Sunday, 29 Sep 2024

Nigeria's Muhammadu Buhari sworn in for a second term

Security in the capital, Abuja was tight as Buhari was sworn for another four years as president.

    Abuja, Nigeria – Muhammadu Buhari has been sworn in for a second term as Nigeria‘s president as he vowed to tackle security threats and root out corruption.

    The 76-year-old leader was sworn in on Wednesday amid tight security in the Nigerian capital Abuja. He did not make a speech during the low-profile event attended by members of the diplomatic community.

    Buhari, a former military ruler, won 56 percent of votes to defeat his main challenger and former Vice President Atiku Abubakar of the Peoples’ Democratic Party (PDP) in the February election.

    Heightened insecurity remains a major challenge for Buhari as his first term was marked by kidnappings, bandit attacks, cattle rustling and communal conflicts.

    Babatunde Fashola, a former government minister, told Al Jazeera that while security issues remain a challenge, Buhari has been entrusted to resolve them.

    “[Insecurity] was a campaign issue on which the president has been re-elected, which shows the people’s trust in his ability to solve the problem,” Fashola said.

    Buhari’s home state of Katsina itself has witnessed an escalation in violence, with several villages raided by armed bandits, while the Boko Haram armed group continues to operate in the the north east region.

    Nnamdi Obasi, Nigeria researcher at the International Crisis Group (ICG), told Al Jazeera that persisting tensions in the northeast region could escalate into more violence.

    “Boko Haram, now split into two factions, will continue its decade-long campaign to establish an Islamic state in the northeast, even as the herder-farmer violence has ebbed since the second half of 2018,” Obasi said.

    Herders and farmers continue to fight  over land and water in Nigeria’s fertile central region, with the clashes between them claiming hundreds of lives and displacing thousands more.

    Oil sales account for the majority of the country’s foreign exchange reserves but communities in the oil-producing Niger Delta area have continued to complain of government neglect.

    Armed groups from the area have attacked oil installations in the past, halting productions and kidnapping expatriate workers.
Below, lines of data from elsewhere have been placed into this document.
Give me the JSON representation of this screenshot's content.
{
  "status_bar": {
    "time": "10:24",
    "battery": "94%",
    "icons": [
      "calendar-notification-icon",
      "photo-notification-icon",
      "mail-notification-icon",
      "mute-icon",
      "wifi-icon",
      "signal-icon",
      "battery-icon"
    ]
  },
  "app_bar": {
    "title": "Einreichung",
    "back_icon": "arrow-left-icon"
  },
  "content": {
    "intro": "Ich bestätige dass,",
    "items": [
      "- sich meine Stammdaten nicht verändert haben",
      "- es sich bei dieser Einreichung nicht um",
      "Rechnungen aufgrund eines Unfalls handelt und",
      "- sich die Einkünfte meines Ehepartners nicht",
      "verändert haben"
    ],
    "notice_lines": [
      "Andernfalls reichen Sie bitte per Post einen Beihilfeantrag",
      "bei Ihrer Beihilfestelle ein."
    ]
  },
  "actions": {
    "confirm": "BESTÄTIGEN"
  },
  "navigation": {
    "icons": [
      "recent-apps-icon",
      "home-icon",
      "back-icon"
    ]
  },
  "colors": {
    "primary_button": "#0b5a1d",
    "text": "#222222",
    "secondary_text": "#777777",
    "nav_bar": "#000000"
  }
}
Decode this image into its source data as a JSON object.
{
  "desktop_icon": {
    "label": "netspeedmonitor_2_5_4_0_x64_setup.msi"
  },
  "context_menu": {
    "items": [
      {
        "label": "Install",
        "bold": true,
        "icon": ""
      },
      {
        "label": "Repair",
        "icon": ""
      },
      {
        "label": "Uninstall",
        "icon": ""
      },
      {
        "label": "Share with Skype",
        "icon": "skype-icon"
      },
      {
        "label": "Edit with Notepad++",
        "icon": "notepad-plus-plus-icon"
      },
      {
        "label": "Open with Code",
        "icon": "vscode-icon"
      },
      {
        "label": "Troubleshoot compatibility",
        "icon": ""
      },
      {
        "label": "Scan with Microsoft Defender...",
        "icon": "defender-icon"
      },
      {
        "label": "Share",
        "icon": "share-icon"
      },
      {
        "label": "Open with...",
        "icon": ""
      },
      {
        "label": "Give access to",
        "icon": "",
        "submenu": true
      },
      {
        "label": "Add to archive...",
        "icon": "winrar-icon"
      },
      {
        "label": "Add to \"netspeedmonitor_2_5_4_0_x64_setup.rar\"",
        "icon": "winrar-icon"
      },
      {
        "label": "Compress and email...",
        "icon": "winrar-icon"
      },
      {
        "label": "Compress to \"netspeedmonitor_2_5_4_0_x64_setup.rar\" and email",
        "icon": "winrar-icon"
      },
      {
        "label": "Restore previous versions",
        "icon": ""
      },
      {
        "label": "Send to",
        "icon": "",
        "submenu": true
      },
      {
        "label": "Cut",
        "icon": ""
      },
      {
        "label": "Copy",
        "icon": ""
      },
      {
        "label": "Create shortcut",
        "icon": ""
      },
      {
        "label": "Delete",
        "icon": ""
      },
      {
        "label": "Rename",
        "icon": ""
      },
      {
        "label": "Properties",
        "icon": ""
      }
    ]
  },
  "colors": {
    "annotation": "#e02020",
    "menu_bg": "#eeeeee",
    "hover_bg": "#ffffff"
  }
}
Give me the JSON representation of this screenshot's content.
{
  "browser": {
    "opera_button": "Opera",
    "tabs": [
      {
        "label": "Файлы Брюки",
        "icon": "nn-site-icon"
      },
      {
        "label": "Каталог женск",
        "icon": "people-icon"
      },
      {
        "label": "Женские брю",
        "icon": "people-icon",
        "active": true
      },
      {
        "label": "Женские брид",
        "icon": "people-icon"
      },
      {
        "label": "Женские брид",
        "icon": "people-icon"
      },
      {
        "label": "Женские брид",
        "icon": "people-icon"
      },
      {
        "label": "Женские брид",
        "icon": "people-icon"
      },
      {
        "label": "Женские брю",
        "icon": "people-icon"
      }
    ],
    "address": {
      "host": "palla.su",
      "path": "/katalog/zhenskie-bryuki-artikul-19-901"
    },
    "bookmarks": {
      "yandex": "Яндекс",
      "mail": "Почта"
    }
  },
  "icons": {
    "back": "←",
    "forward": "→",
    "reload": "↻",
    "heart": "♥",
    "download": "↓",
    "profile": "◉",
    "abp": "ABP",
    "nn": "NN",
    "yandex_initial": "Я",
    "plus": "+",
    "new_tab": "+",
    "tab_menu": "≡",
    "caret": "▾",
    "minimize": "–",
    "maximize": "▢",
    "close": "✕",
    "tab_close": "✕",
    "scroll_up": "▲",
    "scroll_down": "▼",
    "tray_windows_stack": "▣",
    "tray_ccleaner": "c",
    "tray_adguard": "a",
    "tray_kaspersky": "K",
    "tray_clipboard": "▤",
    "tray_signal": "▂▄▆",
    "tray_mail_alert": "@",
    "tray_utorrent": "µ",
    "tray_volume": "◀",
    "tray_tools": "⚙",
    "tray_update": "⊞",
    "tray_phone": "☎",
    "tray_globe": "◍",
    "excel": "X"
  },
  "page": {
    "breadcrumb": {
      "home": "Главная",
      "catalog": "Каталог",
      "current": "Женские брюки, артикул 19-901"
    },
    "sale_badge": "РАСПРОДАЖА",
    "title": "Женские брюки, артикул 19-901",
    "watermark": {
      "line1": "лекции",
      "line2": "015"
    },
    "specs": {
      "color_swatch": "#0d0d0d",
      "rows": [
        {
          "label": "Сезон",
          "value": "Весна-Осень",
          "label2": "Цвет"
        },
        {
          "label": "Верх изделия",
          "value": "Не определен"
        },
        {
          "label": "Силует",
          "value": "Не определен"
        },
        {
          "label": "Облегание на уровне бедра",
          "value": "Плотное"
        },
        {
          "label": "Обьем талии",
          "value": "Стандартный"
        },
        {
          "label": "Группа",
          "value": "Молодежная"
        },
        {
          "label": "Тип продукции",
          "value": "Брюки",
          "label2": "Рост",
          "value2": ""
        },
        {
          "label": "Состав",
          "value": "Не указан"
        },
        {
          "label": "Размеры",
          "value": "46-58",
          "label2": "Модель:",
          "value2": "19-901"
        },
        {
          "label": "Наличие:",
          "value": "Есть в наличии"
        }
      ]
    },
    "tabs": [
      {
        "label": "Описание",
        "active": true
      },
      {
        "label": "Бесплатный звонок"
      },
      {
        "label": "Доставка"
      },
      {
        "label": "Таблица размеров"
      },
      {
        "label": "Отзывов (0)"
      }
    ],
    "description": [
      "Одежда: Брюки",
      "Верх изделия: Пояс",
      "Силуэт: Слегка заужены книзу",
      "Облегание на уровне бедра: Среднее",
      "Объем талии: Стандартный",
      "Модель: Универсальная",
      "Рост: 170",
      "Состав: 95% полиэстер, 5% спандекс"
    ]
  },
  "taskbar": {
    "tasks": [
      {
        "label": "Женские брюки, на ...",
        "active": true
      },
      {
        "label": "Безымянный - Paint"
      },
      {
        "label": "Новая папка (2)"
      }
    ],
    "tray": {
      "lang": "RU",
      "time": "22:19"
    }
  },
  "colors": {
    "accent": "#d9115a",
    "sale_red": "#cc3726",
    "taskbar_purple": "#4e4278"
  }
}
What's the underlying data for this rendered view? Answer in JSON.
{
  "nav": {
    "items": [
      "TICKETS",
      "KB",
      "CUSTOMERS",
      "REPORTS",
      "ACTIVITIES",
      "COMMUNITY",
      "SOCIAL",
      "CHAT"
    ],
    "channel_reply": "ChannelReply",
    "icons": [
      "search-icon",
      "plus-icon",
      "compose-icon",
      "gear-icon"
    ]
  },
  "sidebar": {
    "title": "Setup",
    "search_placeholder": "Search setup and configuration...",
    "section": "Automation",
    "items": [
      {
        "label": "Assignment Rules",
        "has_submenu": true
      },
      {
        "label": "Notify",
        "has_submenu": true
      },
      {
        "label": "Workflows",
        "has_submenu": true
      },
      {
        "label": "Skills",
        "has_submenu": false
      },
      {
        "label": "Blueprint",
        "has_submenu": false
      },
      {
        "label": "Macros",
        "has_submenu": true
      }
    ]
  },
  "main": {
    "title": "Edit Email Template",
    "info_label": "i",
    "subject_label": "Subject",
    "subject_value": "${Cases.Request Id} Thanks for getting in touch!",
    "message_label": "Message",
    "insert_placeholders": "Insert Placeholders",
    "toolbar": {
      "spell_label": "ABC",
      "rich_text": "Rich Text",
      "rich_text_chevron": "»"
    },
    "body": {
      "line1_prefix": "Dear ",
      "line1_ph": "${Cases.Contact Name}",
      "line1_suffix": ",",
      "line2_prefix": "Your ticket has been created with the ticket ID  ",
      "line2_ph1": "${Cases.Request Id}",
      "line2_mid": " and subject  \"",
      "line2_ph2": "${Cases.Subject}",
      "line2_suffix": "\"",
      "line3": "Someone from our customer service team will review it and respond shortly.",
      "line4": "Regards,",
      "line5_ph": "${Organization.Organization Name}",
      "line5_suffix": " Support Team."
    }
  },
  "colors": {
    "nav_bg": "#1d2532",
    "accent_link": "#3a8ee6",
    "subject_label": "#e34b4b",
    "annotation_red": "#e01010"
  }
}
A government amnesty for the fighters led to monthly payments of stipends, and education programmes.

    A project to clean up the areas polluted due to oil drilling activities is yet to take off.

    “In the Niger Delta, the continuing delay in addressing environmental grievances and diverse regional demands, coupled with possible termination of the decade-long amnesty program, could lend room for opportunistic groups to resume sabotage of the petroleum industry,” Obasi said.

    “Countrywide, massive youth employment, feeble policing and the deepening atmosphere of impunity, all suggest that kidnapping and other public safety situation could deteriorate further,” he added.

    Economic challenges

    The unemployment rate has more than doubled to 23 percent since Buhari assumed office in 2015, while Nigeria has 90 million people living in extreme poverty, more than than any other country, according to findings based on a projection by the World Poverty Clock and compiled by the Brookings Institution. 

    Nigeria is Africa’s largest economy and economic analysts say the next four years offer another opportunity to fix the problems.

    “On the monetary policy side, they need to abandon their fixation on the exchange rate. The Central Bank of Nigeria is not ready to deal with any economic shocks at the moment because they have boxed themselves into a tight corner while trying to manage the exchange rate”, Nonso Obikili, Director, an Abuja-based economist told Al Jazeera.

    “I think the economy will continue to grow around two percent over the next one or two years. That of course is very bad given our population growth, poverty, and jobs crisis,” Obikili said.

    Despite being sworn in, Buhari still faces a challenge from the defeated opposition PDP candidate Atiku Abubakar, who continues to dispute the election result at a tribunal.

    The opposition has also criticised Buhari’s anti-corruption record in his first.

    “The fight against corruption has been an abysmal failure to put it mildly. It turned from prosecution to persecution of perceived political foes,” Anthony Ehilebo, Head of Digital Media for the PDP’s presidential campaign team told Al Jazeera.